Born into slavery, Clara endured a life of forced servitude until age 53. After plantation owner George Brown freed her in his will, she followed opportunity and traveled West. With few funds, she bartered with an expedition of miners to allow her to accompany them in exchange for her work as a washerwoman and cook. Because of her race, however, she was not permitted to ride in the wagons with the rest of the travelers – so she walked alongside the wagons, from St. Louis to Denver.
Once she arrived in the West, she used her limited funds to start her own laundry business. She saw opportunity in the absence of women during the Gold Rush, and built a small empire out of her housekeeping skills. She converted those profits into real estate ventures, and those profits into acquiring stakes in mines. In a short time, her incredible financial acumen and peerless work ethic amassed Clara Brown a small fortune.
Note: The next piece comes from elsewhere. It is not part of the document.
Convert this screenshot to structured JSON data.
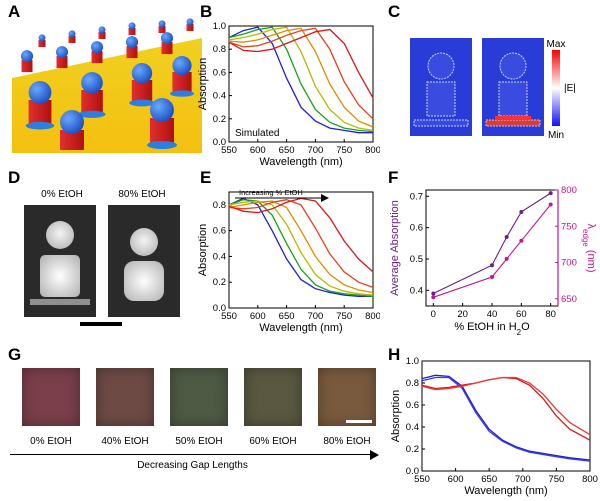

What’s even more impressive than the fortune she was able to build was how she used it. Clara Brown earned the moniker “the Angel of the Rockies” because of her incredible service to the community. She poured her treasure into the building of several Denver and Central City churches, paid to educate former slave children at Oberlin College, and helped to transport many other freed slaves East to Colorado for a new start.
Thomas Noel, professor of history at the University of Colorado, Denver, sums up Clara Brown:
Few came to Colorado with less and gave more to the state and its people. Despite everything that happened in her life, she faced down adversity and racial prejudice with her faith in humanity and her God.